4. The system for predicting the activity of small Cas9 using deep learning according to claim 3, wherein the features that affect the small Cas9 activity further include information on an indel frequency of the target sequence.

5. The system for predicting the activity of small Cas9 using deep learning according to claim 4, wherein the indel frequency is calculated through Equation 1 below: Indel ⁢ frequency ⁢ ( % ) = Indel ⁢ read ⁢ counts - ( Total ⁢ read × Background ⁢ indel ⁢ frequency ) Total ⁢ read ⁢ counts - ( Total ⁢ read × Background ⁢ indel ⁢ frequency ) × 100 [ Equation ⁢ 1 ]

6. The system for predicting the activity of small Cas9 using deep learning according to claim 1, wherein the predictive model generator generates a model for predicting the activity of small Cas9 through performing deep learning based on a convolutional neural network (CNN).

7. The system for predicting the activity of small Cas9 using deep learning according to claim 6, wherein the performing deep learning based on the convolutional neural network may include connecting the small Cas9 activity data and the features that affect the small Cas9 activity.
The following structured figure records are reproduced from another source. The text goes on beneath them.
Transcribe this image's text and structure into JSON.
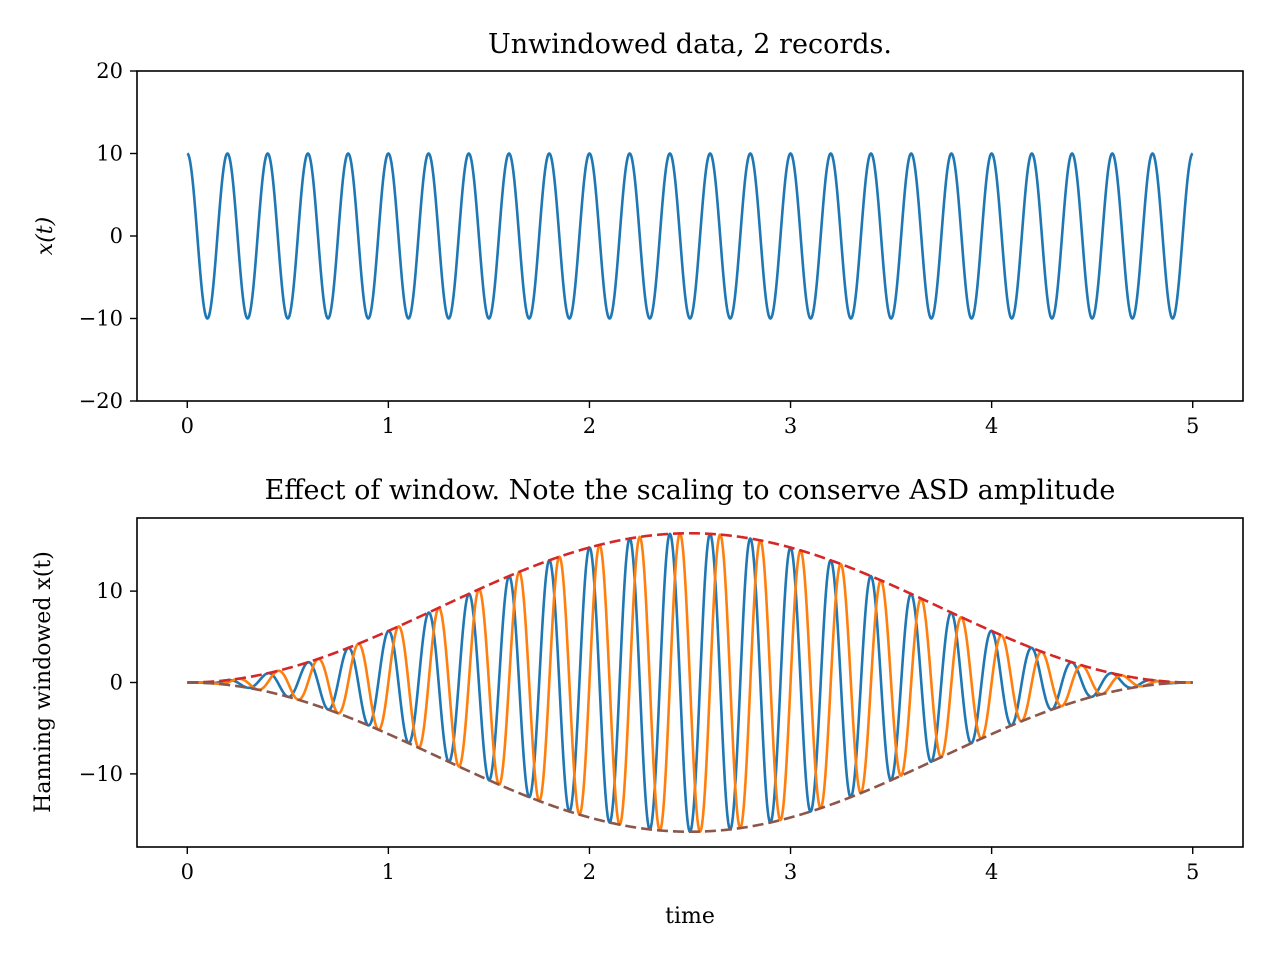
{
  "chart_data": [
    {
      "type": "line",
      "title": "Unwindowed data, 2 records.",
      "xlabel": "",
      "ylabel": "x(t)",
      "xlim": [
        -0.25,
        5.25
      ],
      "ylim": [
        -20,
        20
      ],
      "xticks": [
        0,
        1,
        2,
        3,
        4,
        5
      ],
      "yticks": [
        -20,
        -10,
        0,
        10,
        20
      ],
      "xtick_labels": [
        "0",
        "1",
        "2",
        "3",
        "4",
        "5"
      ],
      "ytick_labels": [
        "−20",
        "−10",
        "0",
        "10",
        "20"
      ],
      "series": [
        {
          "function": "cosine",
          "amplitude": 10,
          "frequency": 5,
          "x_range": [
            0,
            5
          ],
          "color": "#1f77b4",
          "style": "solid"
        }
      ]
    },
    {
      "type": "line",
      "title": "Effect of window. Note the scaling to conserve ASD amplitude",
      "xlabel": "time",
      "ylabel": "Hanning windowed x(t)",
      "xlim": [
        -0.25,
        5.25
      ],
      "ylim": [
        -18,
        18
      ],
      "xticks": [
        0,
        1,
        2,
        3,
        4,
        5
      ],
      "yticks": [
        -10,
        0,
        10
      ],
      "xtick_labels": [
        "0",
        "1",
        "2",
        "3",
        "4",
        "5"
      ],
      "ytick_labels": [
        "−10",
        "0",
        "10"
      ],
      "series": [
        {
          "function": "hann_windowed_cosine",
          "amplitude": 10,
          "window_scale": 1.633,
          "frequency": 5,
          "x_range": [
            0,
            5
          ],
          "color": "#1f77b4",
          "style": "solid"
        },
        {
          "function": "hann_windowed_sine",
          "amplitude": 10,
          "window_scale": 1.633,
          "frequency": 5,
          "x_range": [
            0,
            5
          ],
          "color": "#ff7f0e",
          "style": "solid"
        },
        {
          "function": "hann_envelope_upper",
          "amplitude": 10,
          "window_scale": 1.633,
          "x_range": [
            0,
            5
          ],
          "color": "#d62728",
          "style": "dashed"
        },
        {
          "function": "hann_envelope_lower",
          "amplitude": 10,
          "window_scale": 1.633,
          "x_range": [
            0,
            5
          ],
          "color": "#8c564b",
          "style": "dashed"
        }
      ]
    }
  ]
}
8. The system for predicting the activity of small Cas9 using deep learning according to claim 1, wherein the small Cas9 activity data is obtained by a method including:

infecting a cell line expressing small Cas9 with a lentiviral library containing oligonucleotides, each comprising a guide sequence and its corresponding target sequence;

performing deep sequencing by using DNA obtained from the cells into which the small Cas9 and lentiviral library have been introduced; and

measuring an indel frequency data from the data obtained by deep sequencing.

9. The system for predicting the activity of small Cas9 using deep learning according to claim 1, wherein the system for predicting the activity of small Cas9 further includes an output unit for outputting small Cas9 activity score predicted by the activity predictor.

10. The system for predicting the activity of small Cas9 using deep learning according to claim 1, wherein the target sequence includes a protospacer adjacent motif (PAM) sequence and a protospacer sequence.

11. A method for predicting the activity of small Cas9, comprising:

designing a target sequence of small Cas9; and

applying the target sequence designed by the designing above to the system for predicting the activity of small Cas9 according to claim 1.

12. A computer-readable recording medium having recorded thereon a program for causing a computer to execute a method for predicting the activity of small Cas9 according to claim 11.

13. A method for providing information on human single nucleotide mutations, comprising:

obtaining human single nucleotide variant data;

selecting data corresponding to pathogenic single nucleotide mutations among the human single nucleotide mutations; and

applying the selected data to the system for predicting the activity of small Cas9 according to claim 1.

14. The method for providing information on human single nucleotide mutation according to claim 13, wherein the applying the small Cas9 activity prediction system is to use a primary or secondary PAM existing at a mutant allele but not at a wild-type allele; or is to use a sgRNA perfectly matching the mutant allele but imperfectly matching the wild-type allele.